Ignores structural factors such
as poverty & patriarchy.
CRITICAL VICTIMOLOGY
Structural factors, e.g. patriarchy &
poverty, place powerless groups such as
women & the poor at greater risk of
victimisation.
Through the criminal justice process, the state
applies the label of victim to some but withholds
it from others; e.g. when police fail to press
charges against a man for assaulting his wife, she
is denied victim status.
TOMBS & WHYTE show that employers'
violations of the law leading to death or
injury to workers are often explained
away as the fault of 'accident prone'
workers.
PATTERNS OF VICTIMISATION
Repeat victimisation - a mere 4% of the population are
victim of 44% of all crimes. Less powerful groups are more
likely to be repeat victims.
Class - the poor are more likely to be victims, e.g.

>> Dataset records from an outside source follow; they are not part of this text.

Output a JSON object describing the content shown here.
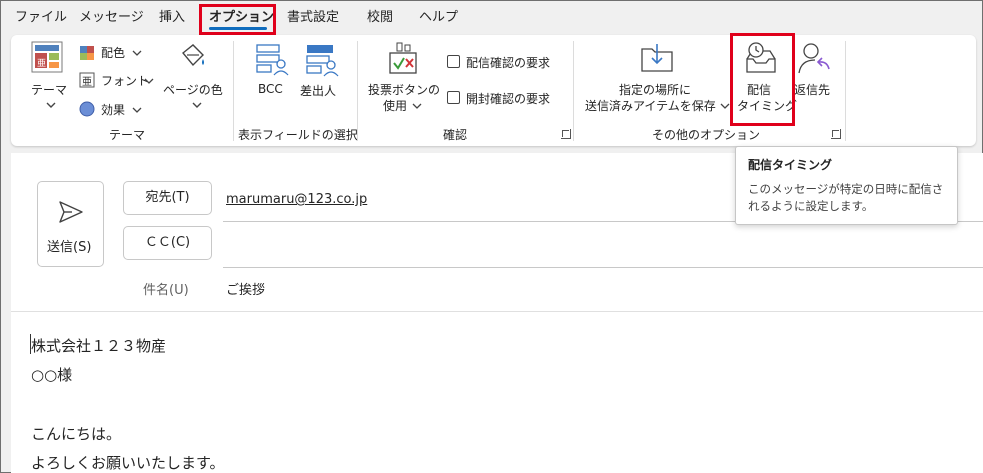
{
  "menu": {
    "tabs": [
      {
        "label": "ファイル"
      },
      {
        "label": "メッセージ"
      },
      {
        "label": "挿入"
      },
      {
        "label": "オプション",
        "active": true
      },
      {
        "label": "書式設定"
      },
      {
        "label": "校閲"
      },
      {
        "label": "ヘルプ"
      }
    ]
  },
  "ribbon": {
    "theme_group": {
      "label": "テーマ",
      "theme_button": "テーマ",
      "colors": "配色",
      "fonts": "フォント",
      "effects": "効果",
      "page_color": "ページの色"
    },
    "fields_group": {
      "label": "表示フィールドの選択",
      "bcc": "BCC",
      "from": "差出人"
    },
    "tracking_group": {
      "label": "確認",
      "voting_line1": "投票ボタンの",
      "voting_line2": "使用",
      "delivery_receipt": "配信確認の要求",
      "read_receipt": "開封確認の要求"
    },
    "more_options_group": {
      "label": "その他のオプション",
      "save_sent_line1": "指定の場所に",
      "save_sent_line2": "送信済みアイテムを保存",
      "delay_line1": "配信",
      "delay_line2": "タイミング",
      "reply_to": "返信先"
    }
  },
  "tooltip": {
    "title": "配信タイミング",
    "body": "このメッセージが特定の日時に配信されるように設定します。"
  },
  "compose": {
    "send_label": "送信(S)",
    "to_label": "宛先(T)",
    "to_value": "marumaru@123.co.jp",
    "cc_label": "ＣＣ(C)",
    "subject_label": "件名(U)",
    "subject_value": "ご挨拶",
    "body_lines": [
      "株式会社１２３物産",
      "○○様",
      "",
      "こんにちは。",
      "よろしくお願いいたします。"
    ]
  },
  "colors": {
    "accent": "#0f6cbd",
    "highlight": "#e0001b"
  }
}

crime is highest in areas of high unemployment.
Age - the young are more
vulnerable to assault, sexual
harassment,theft, & abuse at
home.
Ethnicity - minority groups
are at greater risk than
whites of being victims of
crime in general & of
racially motivated crime.
Gender - males are of greater
risk of violent attacks; females
are more likely to be victims of
domestic & sexual violence,
stalking & harassment.
THE IMPACT OF VICTIMISATION
Crime may have a serious
physical or emotional
impact on its victim, e.g.
feelings of helplessness,
increased
security-consciousness,
difficulties in social
functioning.
Crime may create 'indirect'
victims, e.g. friends, relatives
& witnesses.
Hate crimes against
minorities may create 'waves
of harm' that radiate out to
intimidate whole
communities, not just the
primary victim.
Secondary
victimisation: in
addition to the
impact of crime
itself, individuals
may suffer further
victimisation in the
CJS, e.g. rape
victims.
Crime may create fear of
becoming a victim even if such
fears are irrational; e.g. women
are more afraid of going out for
fear of attack, yet young men are
more likely to be victims of
violence.
FEMINISTS attack the emphasis on 'fear of
crime' for focusing on women's passivity when
we should focus on their safety - the structural
threat of patriarchal violence that they face.